Но самые значительные сведения о куоккальской библиотеке Чуковского дала, как это ни странно, фотография, обнаруженная недавно в одном из ленинградских архивов. На фотографии запечатлен у рабочего стола в своем кабинете молодой Корней Иванович, а за его спиной от пола до потолка полки, туго набитые книгами. Поблагодарим старого фотографа и чудовищную глубину резкости его камеры - названия на корешках книг читаются так, словно именно их намеревался запечатлеть маэстро Карл Булла...
Перелистывая однажды какую-то статью по книговедению, я споткнулся на слове "коллекционер". Коллекционером книг именовался в статье К. Чуковский, а его личная переделкинская библиотека - коллекцией. Библиотека К. Чуковского ставилась в один ряд с известными собраниями И. Розанова и Н. Смирнова-Сокольского. Это решительно не так - ничего общего с коллекционерством собирательство Чуковского не имело, а слово "коллекция" приложимо к книгам Корнея Ивановича не более, чем название "антикварная мебель" к тем простецким полкам - из сосновых досок, слегка пройденных, морилкой, - на которых книги стояли.
Книги, заполняющие второй этаж переделкинского домика (на глаз шесть-семь тысяч томов), делились на текучий и постоянный состав. Книги текучего состава, как им и положено, прочитывались, просматривались, перелистывались - и уплывали, заменяясь новыми. Постоянный состав тщательно подбирался и бережно хранился.
Это была не коллекция, а мастерская. Подручный инвентарь профессионального читателя. Справочное бюро критика. Литературоведческий цех, где работал мастер-многостаночник.

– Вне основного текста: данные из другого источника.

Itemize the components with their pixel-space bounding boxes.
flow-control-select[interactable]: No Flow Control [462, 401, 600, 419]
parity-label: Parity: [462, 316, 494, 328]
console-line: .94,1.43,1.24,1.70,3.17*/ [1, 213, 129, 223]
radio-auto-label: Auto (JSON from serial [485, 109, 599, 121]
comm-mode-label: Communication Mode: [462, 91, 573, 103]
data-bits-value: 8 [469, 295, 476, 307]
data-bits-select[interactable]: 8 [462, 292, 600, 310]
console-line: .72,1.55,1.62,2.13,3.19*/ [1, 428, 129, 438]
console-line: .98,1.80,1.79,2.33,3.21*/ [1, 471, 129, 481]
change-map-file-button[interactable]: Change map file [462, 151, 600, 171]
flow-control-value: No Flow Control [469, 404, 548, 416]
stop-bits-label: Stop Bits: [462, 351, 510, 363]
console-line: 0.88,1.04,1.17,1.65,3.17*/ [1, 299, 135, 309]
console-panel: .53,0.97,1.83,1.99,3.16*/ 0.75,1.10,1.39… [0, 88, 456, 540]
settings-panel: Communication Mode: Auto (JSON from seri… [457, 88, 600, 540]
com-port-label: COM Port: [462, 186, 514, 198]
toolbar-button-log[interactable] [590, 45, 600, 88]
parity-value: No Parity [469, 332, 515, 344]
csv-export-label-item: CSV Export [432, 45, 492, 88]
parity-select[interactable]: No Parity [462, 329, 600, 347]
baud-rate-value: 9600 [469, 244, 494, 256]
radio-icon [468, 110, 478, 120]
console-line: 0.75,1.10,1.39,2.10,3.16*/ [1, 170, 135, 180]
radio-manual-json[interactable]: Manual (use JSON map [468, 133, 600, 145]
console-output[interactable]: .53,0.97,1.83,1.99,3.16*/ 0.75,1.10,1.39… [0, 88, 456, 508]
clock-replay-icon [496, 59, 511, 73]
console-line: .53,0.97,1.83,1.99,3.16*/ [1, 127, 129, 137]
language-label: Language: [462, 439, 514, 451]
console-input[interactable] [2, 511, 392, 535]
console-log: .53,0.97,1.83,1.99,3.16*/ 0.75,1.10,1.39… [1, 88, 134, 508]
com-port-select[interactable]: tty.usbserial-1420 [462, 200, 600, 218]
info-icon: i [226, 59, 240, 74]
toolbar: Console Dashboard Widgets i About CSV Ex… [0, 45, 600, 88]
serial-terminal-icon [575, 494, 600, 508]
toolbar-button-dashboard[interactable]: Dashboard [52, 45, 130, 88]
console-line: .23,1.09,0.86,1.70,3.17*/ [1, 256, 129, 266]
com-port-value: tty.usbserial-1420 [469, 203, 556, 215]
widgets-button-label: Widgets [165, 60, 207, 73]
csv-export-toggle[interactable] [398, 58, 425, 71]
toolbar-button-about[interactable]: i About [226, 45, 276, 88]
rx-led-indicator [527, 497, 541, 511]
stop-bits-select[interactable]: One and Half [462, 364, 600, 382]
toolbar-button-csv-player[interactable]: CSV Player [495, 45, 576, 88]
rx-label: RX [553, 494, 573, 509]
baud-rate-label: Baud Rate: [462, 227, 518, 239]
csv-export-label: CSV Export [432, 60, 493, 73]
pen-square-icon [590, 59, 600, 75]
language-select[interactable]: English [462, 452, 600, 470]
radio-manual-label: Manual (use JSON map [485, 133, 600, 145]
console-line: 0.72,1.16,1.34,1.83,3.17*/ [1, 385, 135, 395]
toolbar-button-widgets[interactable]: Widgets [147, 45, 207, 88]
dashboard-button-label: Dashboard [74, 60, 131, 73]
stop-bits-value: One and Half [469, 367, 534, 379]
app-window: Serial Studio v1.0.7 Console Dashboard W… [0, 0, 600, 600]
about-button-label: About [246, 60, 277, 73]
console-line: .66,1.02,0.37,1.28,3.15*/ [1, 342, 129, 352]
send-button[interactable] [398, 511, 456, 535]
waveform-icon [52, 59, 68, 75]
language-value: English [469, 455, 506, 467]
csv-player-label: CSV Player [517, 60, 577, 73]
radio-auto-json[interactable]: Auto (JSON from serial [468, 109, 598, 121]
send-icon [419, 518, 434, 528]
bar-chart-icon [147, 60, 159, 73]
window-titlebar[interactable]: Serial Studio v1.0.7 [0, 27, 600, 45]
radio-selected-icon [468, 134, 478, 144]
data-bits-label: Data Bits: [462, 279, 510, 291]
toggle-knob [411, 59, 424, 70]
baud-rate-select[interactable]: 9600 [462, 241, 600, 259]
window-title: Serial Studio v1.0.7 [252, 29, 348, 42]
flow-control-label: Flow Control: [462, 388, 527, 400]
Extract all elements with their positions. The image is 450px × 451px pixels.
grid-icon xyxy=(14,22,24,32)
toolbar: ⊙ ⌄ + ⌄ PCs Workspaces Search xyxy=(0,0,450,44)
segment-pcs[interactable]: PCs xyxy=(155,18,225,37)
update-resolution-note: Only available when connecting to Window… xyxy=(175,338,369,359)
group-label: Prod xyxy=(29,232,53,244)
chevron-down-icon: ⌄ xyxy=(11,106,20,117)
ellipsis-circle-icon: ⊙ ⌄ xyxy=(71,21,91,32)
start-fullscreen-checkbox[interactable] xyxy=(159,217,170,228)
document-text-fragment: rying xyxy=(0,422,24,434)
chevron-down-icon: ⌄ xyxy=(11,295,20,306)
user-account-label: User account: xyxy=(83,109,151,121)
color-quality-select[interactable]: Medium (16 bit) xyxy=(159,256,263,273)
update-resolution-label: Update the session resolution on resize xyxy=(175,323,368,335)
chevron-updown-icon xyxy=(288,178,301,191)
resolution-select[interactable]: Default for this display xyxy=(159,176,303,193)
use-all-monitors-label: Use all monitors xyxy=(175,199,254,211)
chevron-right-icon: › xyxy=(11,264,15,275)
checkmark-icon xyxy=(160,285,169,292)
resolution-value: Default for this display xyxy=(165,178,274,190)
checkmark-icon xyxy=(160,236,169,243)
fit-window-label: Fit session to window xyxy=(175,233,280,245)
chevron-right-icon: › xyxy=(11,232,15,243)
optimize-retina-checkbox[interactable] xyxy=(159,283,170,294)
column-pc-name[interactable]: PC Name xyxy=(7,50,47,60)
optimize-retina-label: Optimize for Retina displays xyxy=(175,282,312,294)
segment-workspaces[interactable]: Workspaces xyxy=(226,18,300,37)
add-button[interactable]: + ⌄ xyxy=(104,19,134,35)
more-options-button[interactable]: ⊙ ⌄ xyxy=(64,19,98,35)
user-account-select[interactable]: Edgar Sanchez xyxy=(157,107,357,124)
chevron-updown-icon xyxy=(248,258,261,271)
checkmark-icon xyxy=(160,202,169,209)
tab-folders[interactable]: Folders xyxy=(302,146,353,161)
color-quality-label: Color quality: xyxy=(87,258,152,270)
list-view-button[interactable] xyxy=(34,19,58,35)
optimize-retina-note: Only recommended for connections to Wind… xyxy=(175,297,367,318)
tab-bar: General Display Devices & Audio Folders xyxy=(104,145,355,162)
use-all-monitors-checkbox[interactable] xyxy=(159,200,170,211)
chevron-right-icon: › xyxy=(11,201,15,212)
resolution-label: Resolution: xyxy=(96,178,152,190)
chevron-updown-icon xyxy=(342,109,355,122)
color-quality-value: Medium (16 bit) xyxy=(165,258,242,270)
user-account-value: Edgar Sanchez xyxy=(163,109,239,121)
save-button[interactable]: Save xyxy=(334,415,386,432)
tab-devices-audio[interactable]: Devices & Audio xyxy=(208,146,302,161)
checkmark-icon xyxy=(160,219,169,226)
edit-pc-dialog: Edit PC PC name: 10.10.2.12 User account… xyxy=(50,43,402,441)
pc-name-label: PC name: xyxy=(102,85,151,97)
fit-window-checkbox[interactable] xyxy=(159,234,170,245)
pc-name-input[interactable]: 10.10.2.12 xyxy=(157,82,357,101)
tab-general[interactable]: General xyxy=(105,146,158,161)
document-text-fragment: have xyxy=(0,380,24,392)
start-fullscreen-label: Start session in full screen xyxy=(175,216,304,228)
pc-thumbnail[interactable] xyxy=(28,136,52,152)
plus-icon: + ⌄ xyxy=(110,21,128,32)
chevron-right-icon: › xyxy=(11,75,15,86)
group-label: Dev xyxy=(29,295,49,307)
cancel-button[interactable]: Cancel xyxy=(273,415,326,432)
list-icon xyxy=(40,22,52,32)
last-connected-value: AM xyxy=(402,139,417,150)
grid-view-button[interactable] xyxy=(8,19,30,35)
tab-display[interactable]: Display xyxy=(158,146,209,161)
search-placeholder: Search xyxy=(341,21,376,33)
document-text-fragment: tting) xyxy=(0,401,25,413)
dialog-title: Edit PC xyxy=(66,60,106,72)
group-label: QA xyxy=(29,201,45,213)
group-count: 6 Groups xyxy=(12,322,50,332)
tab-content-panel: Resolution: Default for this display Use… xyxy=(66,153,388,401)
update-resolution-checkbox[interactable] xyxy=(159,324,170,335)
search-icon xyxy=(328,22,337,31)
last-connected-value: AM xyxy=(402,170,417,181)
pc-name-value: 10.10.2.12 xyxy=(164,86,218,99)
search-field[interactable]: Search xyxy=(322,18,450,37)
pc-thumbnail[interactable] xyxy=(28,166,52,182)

В начале шестидесятых годов Корней Иванович задумал, а Клара Израилевна Лозовская осуществила генеральную перестановку книг. Строго говоря, в новой расстановке был с большей четкостью проявлен принцип, существовавший и раньше: по темам основных работ Чуковского. Полки отныне стояли как полки: у каждой свой "полководец" - то сочинение Чуковского, под знамена которого вербовались книги. Мастеру стало удобней пользоваться своим инструментом, а для нас прояснилась и стала наглядной связь между Чуковским-читателем и Чуковским-писателем.
Вот полки Уолта Уитмена. Здесь книги, изданные в Америке, Англии, Австралии, Франции, Германии. Плотные, элегантные томы и скромные выпуски научной периодики. Корней Иванович высоко ценил культуру зарубежных научных изданий по Уитмену - их дотошное стремление исчерпать материал, добросовестное отношение к источникам, скрупулезность аппарата. Проштудировав двухтысячестраничную монографию об Уитмене и прежде, чем приобщить ее к своей уитмениане, Чуковский внимательно просматривал свою старую статью на ту же тему: не требует ли она поправок и дополнений в свете новейших открытий, находок, публикаций? Корней Иванович ревностно оберегал научную форму своей - такой, казалось бы, легковесно-беллетристической статьи, даже если в ней по сравнению с предыдущим изданием не менялось ни слова.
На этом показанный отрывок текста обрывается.